NYC subway crime: MTA promises progress; 'We have work to do'
NEW YORK - The New York City Council questioned the MTA and NYPD about how the two agencies are prioritizing public safety in the subway system. The meeting took place just hours after a violent attack on Monday morning and days after an attack on Saturday night.
"Faster, cleaner, safer" are the three improvements riders told New York City Transit they want to see. While MTA is working to cut down wait times and deep clean stations, it is still struggling to make trains safer.
"We know have some work to do but certainly I think we made some progress in November," New York City Transit President Richard Davey told FOX 5 NY.
Davey spent Monday morning answering questions from council members about making the subways safer. He said that although transit crime is up 30% for the year, it is down 23% for November.
"They keep talking about the crime stats are low for the month of November," said Charlton D'Souza, the president of Passengers United. "Well guess what, do you know how many people don't report crimes to the police? What about the people who are not reporting crimes, what about the people who are scared to come forward? So this situation is much worse than it is."
In addition to high-profile cases this fall, so harrowing that some New Yorkers have been scared off from the using the system, minor stabbings and assaults are frequent.
Police said a homeless man with a box cutter slashed another homeless man on a northbound No. 4 train at around 1:45 a.m. on Monday.
And around 7:45 p.m. on Saturday, a man punched and threatened to stab a 24-year-old woman at the Broadway and Canal Street station in Chinatown. Police called the attacked "unhinged."
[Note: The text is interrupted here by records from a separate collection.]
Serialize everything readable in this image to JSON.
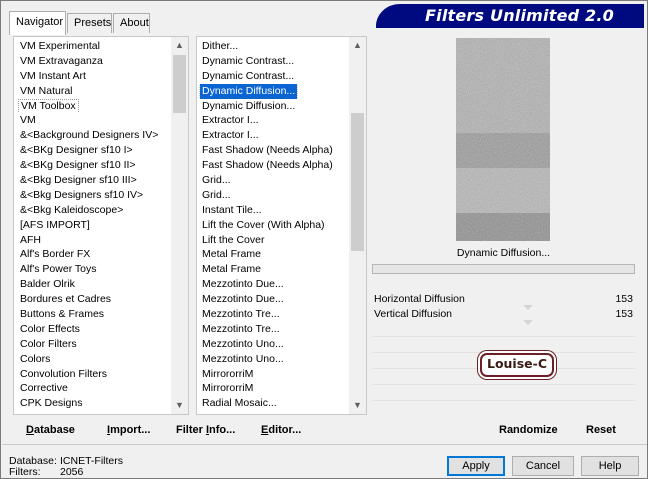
{
  "tabs": [
    "Navigator",
    "Presets",
    "About"
  ],
  "banner_title": "Filters Unlimited 2.0",
  "categories": [
    "VM Experimental",
    "VM Extravaganza",
    "VM Instant Art",
    "VM Natural",
    "VM Toolbox",
    "VM",
    "&<Background Designers IV>",
    "&<BKg Designer sf10 I>",
    "&<BKg Designer sf10 II>",
    "&<Bkg Designer sf10 III>",
    "&<Bkg Designers sf10 IV>",
    "&<Bkg Kaleidoscope>",
    "[AFS IMPORT]",
    "AFH",
    "Alf's Border FX",
    "Alf's Power Toys",
    "Balder Olrik",
    "Bordures et Cadres",
    "Buttons & Frames",
    "Color Effects",
    "Color Filters",
    "Colors",
    "Convolution Filters",
    "Corrective",
    "CPK Designs"
  ],
  "selected_category": "VM Toolbox",
  "filters": [
    "Dither...",
    "Dynamic Contrast...",
    "Dynamic Contrast...",
    "Dynamic Diffusion...",
    "Dynamic Diffusion...",
    "Extractor I...",
    "Extractor I...",
    "Fast Shadow (Needs Alpha)",
    "Fast Shadow (Needs Alpha)",
    "Grid...",
    "Grid...",
    "Instant Tile...",
    "Lift the Cover (With Alpha)",
    "Lift the Cover",
    "Metal Frame",
    "Metal Frame",
    "Mezzotinto Due...",
    "Mezzotinto Due...",
    "Mezzotinto Tre...",
    "Mezzotinto Tre...",
    "Mezzotinto Uno...",
    "Mezzotinto Uno...",
    "MirrororriM",
    "MirrororriM",
    "Radial Mosaic..."
  ],
  "selected_filter": "Dynamic Diffusion...",
  "filter_title": "Dynamic Diffusion...",
  "params": [
    {
      "name": "Horizontal Diffusion",
      "value": "153"
    },
    {
      "name": "Vertical Diffusion",
      "value": "153"
    }
  ],
  "logo_text": "Louise-C",
  "bottom_buttons": {
    "database": {
      "u": "D",
      "rest": "atabase"
    },
    "import": {
      "u": "I",
      "rest": "mport..."
    },
    "filterinfo": {
      "pre": "Filter ",
      "u": "I",
      "rest": "nfo..."
    },
    "editor": {
      "u": "E",
      "rest": "ditor..."
    },
    "randomize": "Randomize",
    "reset": "Reset"
  },
  "status": {
    "database_label": "Database:",
    "database_value": "ICNET-Filters",
    "filters_label": "Filters:",
    "filters_value": "2056"
  },
  "buttons": {
    "apply": "Apply",
    "cancel": "Cancel",
    "help": "Help"
  },
  "colors": {
    "banner": "#000a80",
    "selection": "#0a64d2",
    "logo_border": "#6b1f26"
  }
}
"As long as we have these laws right now where criminals can just get out when they rob someone, you can put all the police you want out there it's still not going to change anything," D'Souza said. "Our subways are in a state of emergency. I've been saying this, I've been to all these crime scenes and we're fed up."
But Davey said he is listening.
Alongside a beefed up police presence, Davey is lobbying legislators in Albany to allow judges to add MTA bans to sentencing, preventing offenders from getting on trains. He said the agency is tackling fare evasion by putting guards at turnstiles and slam gates and getting station agents out of the booth and on the platform. In addition to 10,000 cameras in the subway system, MTA just bought 5,400 more to put inside trains.
"I'm very much an optimist," Davey said. "And I think what our surveys are telling us is customers are coming back."
Davey says 4 million people rode the subway last Thursday, a post-pandemic high unseen since March 2020.
But due to the work-from-home phenomenon, ridership remains down. That is putting the operating budget deep into the hole. MTA is facing an annual debt of nearly $3 billion. Ridership can fix that, which is why NYC Transit needs people to feel safe.